Sri Lankan police Friday found the body of a 24-year-old British journalist, Paul McClean, who is suspected to have been killed by a crocodile.
Divers found McClean’s corpse in the mud of a lagoon in the coastal village of Panama, 360 kilometres east of the capital Colombo by road, a police spokesman said.
“There were six or seven wounds on his right leg,” a police official said.
“The body was stuck in mud at about the same place where he was seen last by some others who were with him.”
A crocodile is believed to have dragged McClean away on Thursday afternoon, the officer said, but a postmortem examination later Friday would formally establish the cause of death.

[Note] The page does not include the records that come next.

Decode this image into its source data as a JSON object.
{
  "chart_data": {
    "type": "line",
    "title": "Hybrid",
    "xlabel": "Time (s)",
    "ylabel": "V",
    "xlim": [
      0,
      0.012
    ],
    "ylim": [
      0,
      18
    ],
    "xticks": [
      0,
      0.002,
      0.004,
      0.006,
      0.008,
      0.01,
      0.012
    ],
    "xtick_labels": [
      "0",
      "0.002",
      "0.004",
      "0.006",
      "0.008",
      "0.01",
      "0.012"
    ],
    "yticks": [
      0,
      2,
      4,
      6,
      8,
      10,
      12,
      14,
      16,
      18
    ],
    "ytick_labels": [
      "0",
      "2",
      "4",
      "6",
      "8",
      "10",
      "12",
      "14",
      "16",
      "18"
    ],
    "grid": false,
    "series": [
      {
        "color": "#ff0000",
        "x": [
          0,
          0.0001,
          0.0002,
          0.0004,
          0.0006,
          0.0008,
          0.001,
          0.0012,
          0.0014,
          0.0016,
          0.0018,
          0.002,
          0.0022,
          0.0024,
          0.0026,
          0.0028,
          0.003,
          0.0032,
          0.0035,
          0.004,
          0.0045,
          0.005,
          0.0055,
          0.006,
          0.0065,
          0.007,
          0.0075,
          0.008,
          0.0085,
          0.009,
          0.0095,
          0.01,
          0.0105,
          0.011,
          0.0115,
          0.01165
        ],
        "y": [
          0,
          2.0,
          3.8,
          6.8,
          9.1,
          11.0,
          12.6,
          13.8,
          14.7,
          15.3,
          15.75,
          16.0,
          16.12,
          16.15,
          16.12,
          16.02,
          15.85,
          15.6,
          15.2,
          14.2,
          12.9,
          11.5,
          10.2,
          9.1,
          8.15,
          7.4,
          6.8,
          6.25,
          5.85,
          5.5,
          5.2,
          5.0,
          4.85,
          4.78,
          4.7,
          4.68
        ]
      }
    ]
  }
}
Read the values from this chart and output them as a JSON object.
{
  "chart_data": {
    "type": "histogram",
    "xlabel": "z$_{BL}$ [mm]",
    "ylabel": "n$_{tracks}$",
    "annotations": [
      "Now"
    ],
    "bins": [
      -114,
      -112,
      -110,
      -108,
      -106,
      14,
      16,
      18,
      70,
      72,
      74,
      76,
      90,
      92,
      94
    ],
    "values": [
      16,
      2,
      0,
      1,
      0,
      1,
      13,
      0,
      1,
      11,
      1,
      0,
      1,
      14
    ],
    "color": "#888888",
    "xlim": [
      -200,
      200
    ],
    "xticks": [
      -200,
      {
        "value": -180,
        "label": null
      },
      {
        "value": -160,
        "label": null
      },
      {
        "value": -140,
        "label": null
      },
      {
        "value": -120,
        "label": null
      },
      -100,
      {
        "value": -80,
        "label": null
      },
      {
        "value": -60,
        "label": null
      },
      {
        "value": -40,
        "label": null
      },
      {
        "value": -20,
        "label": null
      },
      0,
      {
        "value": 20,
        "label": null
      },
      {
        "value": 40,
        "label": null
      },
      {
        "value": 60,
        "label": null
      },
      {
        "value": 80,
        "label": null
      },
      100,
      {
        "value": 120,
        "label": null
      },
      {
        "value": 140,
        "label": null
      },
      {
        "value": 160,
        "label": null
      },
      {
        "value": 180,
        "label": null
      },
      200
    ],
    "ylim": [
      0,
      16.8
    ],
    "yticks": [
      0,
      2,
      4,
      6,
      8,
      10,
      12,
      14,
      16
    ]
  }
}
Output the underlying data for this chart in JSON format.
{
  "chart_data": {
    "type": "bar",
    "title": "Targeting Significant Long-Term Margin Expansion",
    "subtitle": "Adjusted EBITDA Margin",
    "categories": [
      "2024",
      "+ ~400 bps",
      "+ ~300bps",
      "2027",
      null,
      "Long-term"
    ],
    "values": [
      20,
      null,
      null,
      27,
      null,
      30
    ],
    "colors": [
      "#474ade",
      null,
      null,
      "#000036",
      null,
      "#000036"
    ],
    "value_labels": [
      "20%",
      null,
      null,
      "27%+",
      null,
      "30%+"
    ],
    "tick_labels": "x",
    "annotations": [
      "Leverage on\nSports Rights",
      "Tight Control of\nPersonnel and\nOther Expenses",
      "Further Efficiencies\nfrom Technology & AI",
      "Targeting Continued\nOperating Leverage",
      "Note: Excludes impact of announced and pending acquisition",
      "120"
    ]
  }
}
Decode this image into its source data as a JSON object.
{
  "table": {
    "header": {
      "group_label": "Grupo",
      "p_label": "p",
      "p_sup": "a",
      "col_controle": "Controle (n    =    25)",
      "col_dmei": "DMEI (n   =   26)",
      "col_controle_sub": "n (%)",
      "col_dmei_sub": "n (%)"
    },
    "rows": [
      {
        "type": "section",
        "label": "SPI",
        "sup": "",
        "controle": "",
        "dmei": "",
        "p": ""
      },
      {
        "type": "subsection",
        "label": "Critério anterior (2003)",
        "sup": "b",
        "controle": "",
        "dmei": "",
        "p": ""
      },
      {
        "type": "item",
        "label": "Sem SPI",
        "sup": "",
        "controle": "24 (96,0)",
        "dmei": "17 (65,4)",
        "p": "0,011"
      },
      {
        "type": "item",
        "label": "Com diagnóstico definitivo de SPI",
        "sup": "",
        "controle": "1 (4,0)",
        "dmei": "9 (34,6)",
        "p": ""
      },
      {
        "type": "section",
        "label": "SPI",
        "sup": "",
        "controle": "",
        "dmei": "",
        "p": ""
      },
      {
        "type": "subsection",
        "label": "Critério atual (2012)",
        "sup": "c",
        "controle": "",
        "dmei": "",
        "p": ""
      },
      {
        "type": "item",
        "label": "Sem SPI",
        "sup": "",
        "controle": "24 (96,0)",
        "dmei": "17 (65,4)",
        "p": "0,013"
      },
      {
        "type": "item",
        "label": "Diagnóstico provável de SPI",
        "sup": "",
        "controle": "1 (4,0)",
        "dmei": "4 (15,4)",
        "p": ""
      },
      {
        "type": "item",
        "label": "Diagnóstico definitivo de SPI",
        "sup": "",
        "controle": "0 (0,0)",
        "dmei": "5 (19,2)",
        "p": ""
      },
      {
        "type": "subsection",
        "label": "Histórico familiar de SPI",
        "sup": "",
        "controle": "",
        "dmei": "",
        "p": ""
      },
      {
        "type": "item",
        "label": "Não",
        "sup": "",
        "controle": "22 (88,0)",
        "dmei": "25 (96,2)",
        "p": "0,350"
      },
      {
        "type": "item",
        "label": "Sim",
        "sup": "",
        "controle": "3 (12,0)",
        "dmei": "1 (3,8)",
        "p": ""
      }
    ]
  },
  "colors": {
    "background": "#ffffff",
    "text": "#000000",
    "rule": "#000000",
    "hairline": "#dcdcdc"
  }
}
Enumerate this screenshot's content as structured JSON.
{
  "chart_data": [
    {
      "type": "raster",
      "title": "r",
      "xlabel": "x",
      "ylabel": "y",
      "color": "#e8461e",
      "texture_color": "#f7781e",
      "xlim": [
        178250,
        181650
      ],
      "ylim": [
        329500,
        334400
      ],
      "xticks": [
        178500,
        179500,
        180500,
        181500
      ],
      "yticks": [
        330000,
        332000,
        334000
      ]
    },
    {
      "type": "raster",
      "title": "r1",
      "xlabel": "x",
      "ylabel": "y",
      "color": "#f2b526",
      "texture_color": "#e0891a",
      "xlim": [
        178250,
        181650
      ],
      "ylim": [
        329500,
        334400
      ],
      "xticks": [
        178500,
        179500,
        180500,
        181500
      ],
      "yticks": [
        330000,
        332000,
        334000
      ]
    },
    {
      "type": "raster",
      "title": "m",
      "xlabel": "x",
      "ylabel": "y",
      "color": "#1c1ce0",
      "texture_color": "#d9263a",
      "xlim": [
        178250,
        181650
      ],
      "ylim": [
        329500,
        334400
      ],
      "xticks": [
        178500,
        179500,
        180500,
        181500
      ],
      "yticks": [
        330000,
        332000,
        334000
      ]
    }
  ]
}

McClean, who worked for the Financial Times, was holidaying with friends near Arugam Bay on the island’s southeast coast.
He was on a beach and had wandered away to find a toilet when he stumbled into an area known to be infested with crocodiles.
Locals heard him screaming for help as he was pulled into a river by the crocodile, according to an eyewitness cited by the BBC.
“By the time they went to the spot where the croc attacked, they couldn’t save him because already the crocodile had pulled him inside the water so they couldn’t see what was going on,” Fawas Lafeer, the owner of a surf school, was quoted as saying by the BBC.
Other holidaymakers in the area alerted police after McClean disappeared and a search was mounted with the help of navy divers.